Despite the gray and wet day out there today, it wasn’t actually raining for the first time in days, so we were determined to get in as much work in the garden as we could. We’ve been wanting to get started on the clearing and such for the land that will someday be the vegetable garden, but even getting started was hard.
First we had to clear the opening from the driveway side into the opening in the stone wall. It’s wide enough for a tractor, as it was once a logging road or something like that. But there were big rocks in the front that we had to move before the little lawn tractor would be able to even make it up to the opening. A six foot heavy pry bar was very helpful in getting those out of the way.
Then, once we could get the lawn tractor actually through the opening, we found that it got caught up on the small stumps that were left from the trees we fell last fall. They were only four or five inches off the ground, but that baby tractor has absolutely no ground clearance at all.
In the totally not fun department, Frank was trying to manipulate the tractor out the opening again, and it jumped in a direction he didn’t expect, and pinned my left foot against a rock. That was so painful that I screamed, but nothing is broken, luckily. I got a big goose egg that turned purple, and a definite limp, but it didn’t keep me from sticking it out most of the day, even.
Frank cut a bunch of the old rotting logs that were lying around out there into firewood length, and I stacked it against the wall. We kept the stuff for the downstairs woodstove in a separate stack from the ones for the woodstove in our bedroom. Either we’ll leave these woodpiles out here until the fall, or we’ll start migrating them to under the deck, but we’re not sure yet. There’s so much work to do!
Frank cut down a few new trees, including one maple tree that he wants to use for building a bed to grow mushrooms on, so that trunk got cut to two eight foot lengths and two four foot pieces. The rest was firewood, and then it was time to bring in the big tractor with the chipper attached to it so that we could start chipping the brush with the new toy.
What fun that was. Usually, we’ve rented a chipper, which makes for a long three day weekend full of frustration and a lot of hard work, because we’d want to get in every possible minute since we were paying by the hour or day. But since we own this guy, we got it running for probably 30 minutes, cleaned up all the brush from the trees that got cut today, and that was it. I positioned the detached trailer from the lawn tractor in the right spot to catch the chips, and that worked out very well.

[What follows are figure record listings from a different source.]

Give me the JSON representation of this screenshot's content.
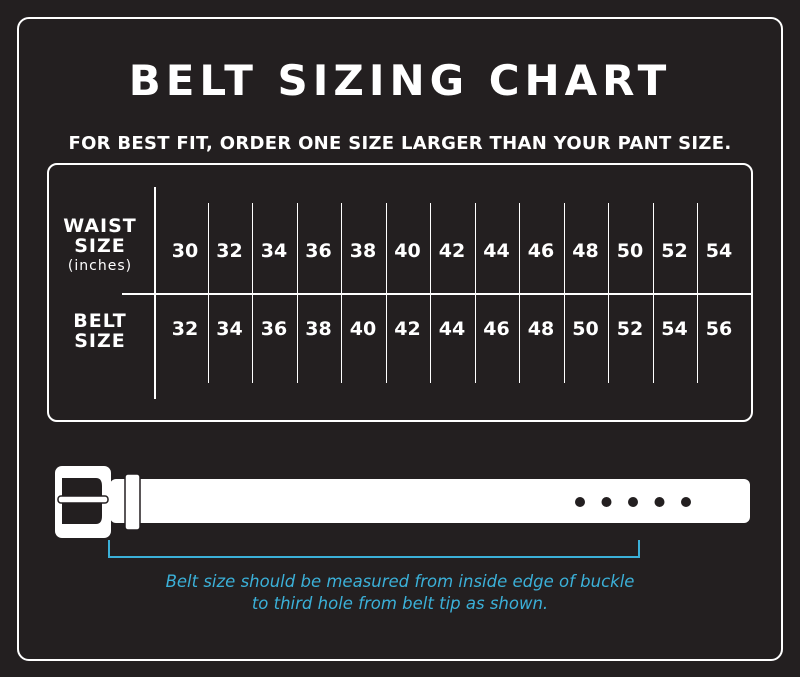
{
  "title": "BELT SIZING CHART",
  "subtitle": "FOR BEST FIT, ORDER ONE SIZE LARGER THAN YOUR PANT SIZE.",
  "table": {
    "waist_label_line1": "WAIST",
    "waist_label_line2": "SIZE",
    "waist_label_unit": "(inches)",
    "belt_label_line1": "BELT",
    "belt_label_line2": "SIZE",
    "waist_sizes": [
      "30",
      "32",
      "34",
      "36",
      "38",
      "40",
      "42",
      "44",
      "46",
      "48",
      "50",
      "52",
      "54"
    ],
    "belt_sizes": [
      "32",
      "34",
      "36",
      "38",
      "40",
      "42",
      "44",
      "46",
      "48",
      "50",
      "52",
      "54",
      "56"
    ]
  },
  "illustration": {
    "icon": "belt-icon",
    "hole_count": 5,
    "measure_to_hole": 3
  },
  "note": {
    "line1": "Belt size should be measured from inside edge of buckle",
    "line2": "to third hole from belt tip as shown."
  },
  "colors": {
    "background": "#231f20",
    "foreground": "#ffffff",
    "accent": "#3bb0d8"
  }
}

We filled the trailer up, and then got started on a new, quick compost bin that Frank knocked together from two wooden pallets that we had from somewhere, and he built the back from scrap wood he had in the basement. So we layered shredded paper, coffee grounds, wood ashes from the woodstoves, and the newly shredded tree chips into the new compost bin. Frank also added quite a bit of compost starter, as the shredded paper is from junk mail and the coffee grounds had boiled water poured over them so would be quite sterile.
Oh yeah — we struggled with the bin that nearly ripped my arm out of the shoulder socket and started putting some of that old potting soil from last year’s window boxes in this new bin as well. Getting that bin out of the basement was not fun, so I’ve got to figure out a better way to deal with those boxes at the end of this season.
We rescued about a dozen trillium from this area as well. There are probably 50 more at least out there, so I’ve got to find someplace to put them, or someone who wants them. I really don’t have a shaded spot that I know will still be shaded in a year, because of the expansion we’re doing in all directions. I think I might try the Gardenweb plant exchange and see if I can find some takers that way. We dug up as much of the root ball with these as we could, so hopefully it was enough to save the plants.
We worked ourselves to the ground out there today, and we barely dented what needs to get done! One of the most urgent things that needs to get done is to cut the little stumps closer to the ground so that the lawn tractor can make it in all the way. Maybe use the trimmer with the blade attachment?
We of course also need more compost bins as well. We set up just the one because we only had two pallets on hand. But we’re going to start taking the truck to town again now that it’s spring, so that we can start collecting the coffee grounds again, and maybe we’ll find some more pallets. The number of bins we are going to need to make the amount of compost we need is mind-boggling.